I’ve quoted more of Miss Jones’ article than I’d like, but there’s one more sentence from her concluding paragraph that deserves some real attention:
Journalism doesn’t function like a traditional business, nor should it; its objective isn’t profit but service.
Lots of businesses provide services: cleaning services, financial services, medicine. Miss Jones apparently believes that journalism is somehow different, and deserves your fealty and respect, perhaps more than roofers or concrete finishers or garbagemen. But her take on the difference raises the obvious question: if “journalism doesn’t function like a traditional business,” how can it be supported? Who pays the journalists — and sadly, journolists — if it’s not a business?

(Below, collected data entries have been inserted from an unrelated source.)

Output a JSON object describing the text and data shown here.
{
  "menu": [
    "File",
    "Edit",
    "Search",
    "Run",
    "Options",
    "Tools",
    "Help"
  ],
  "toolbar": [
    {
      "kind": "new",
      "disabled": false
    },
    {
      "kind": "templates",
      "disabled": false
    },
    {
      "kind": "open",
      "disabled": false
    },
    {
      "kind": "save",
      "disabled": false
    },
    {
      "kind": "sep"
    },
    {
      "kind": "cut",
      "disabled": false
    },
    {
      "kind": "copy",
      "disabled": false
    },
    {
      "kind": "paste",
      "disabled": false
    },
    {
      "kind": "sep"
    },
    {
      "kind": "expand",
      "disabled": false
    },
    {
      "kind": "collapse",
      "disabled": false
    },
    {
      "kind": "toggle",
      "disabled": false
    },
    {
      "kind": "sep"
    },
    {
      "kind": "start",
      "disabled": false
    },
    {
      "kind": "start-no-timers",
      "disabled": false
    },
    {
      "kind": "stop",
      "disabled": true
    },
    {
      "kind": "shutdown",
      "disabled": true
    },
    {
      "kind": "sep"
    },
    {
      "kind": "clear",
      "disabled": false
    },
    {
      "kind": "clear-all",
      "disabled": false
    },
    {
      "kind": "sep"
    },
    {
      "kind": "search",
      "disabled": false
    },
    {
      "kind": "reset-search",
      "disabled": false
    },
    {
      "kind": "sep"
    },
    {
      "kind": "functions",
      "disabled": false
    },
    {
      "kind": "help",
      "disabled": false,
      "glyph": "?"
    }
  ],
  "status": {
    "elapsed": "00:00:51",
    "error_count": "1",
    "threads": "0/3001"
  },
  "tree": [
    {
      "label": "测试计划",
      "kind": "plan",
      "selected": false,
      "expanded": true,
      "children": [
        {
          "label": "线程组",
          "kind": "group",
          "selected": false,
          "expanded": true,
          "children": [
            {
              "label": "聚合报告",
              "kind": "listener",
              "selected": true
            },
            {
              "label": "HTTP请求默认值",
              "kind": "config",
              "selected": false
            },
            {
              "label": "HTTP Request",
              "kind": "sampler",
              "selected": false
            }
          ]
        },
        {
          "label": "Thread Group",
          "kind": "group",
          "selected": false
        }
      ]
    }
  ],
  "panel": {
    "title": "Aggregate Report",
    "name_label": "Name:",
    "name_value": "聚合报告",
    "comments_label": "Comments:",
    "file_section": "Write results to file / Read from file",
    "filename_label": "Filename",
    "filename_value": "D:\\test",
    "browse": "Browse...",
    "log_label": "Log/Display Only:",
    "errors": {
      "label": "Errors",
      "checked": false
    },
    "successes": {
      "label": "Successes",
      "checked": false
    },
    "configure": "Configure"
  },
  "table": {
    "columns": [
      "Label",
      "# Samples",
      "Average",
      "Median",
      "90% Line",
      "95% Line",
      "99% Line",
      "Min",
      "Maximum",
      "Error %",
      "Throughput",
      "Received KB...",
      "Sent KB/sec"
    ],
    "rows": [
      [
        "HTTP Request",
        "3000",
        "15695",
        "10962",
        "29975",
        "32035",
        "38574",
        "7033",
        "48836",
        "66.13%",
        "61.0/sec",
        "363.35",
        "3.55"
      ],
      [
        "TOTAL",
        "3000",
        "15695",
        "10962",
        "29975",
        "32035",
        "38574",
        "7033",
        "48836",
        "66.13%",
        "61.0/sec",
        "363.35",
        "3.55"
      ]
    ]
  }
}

The answer is that journalism always has been a business, with reporters being paid, and printing presses run, by ordinary people subscribing to the newspapers and paying good money to consume the journalists’ product. Now? Print journalists are finding that fewer people are willing to shell out good money for their product when there are so many free sources of information on that internet thingy that Al Gore invented. I’m not a subscriber to New York Magazine, but found her article thanks to a tweet from someone I do not follow, but a couple of the other people I do follow, follow! That’s all thanks to another billionaire, Elon Musk, net worth $204.3 billion. Who would have even seen what she wrote, other than subscribers, without Mr Musk providing Twitter — I refuse to call it “X”! — for free?
I haven’t seen the calls yet, though it’s very possible that I have just missed them, for the government to subsidize or pay for, or even own, the newspaper industry. With Miss Jones most certainly not the only Democrat with a byline, as Robert Stacy McCain would call them, who believes that journalists are somehow special, somehow members of an elite and should-be-protected class, I expect such calls to be made.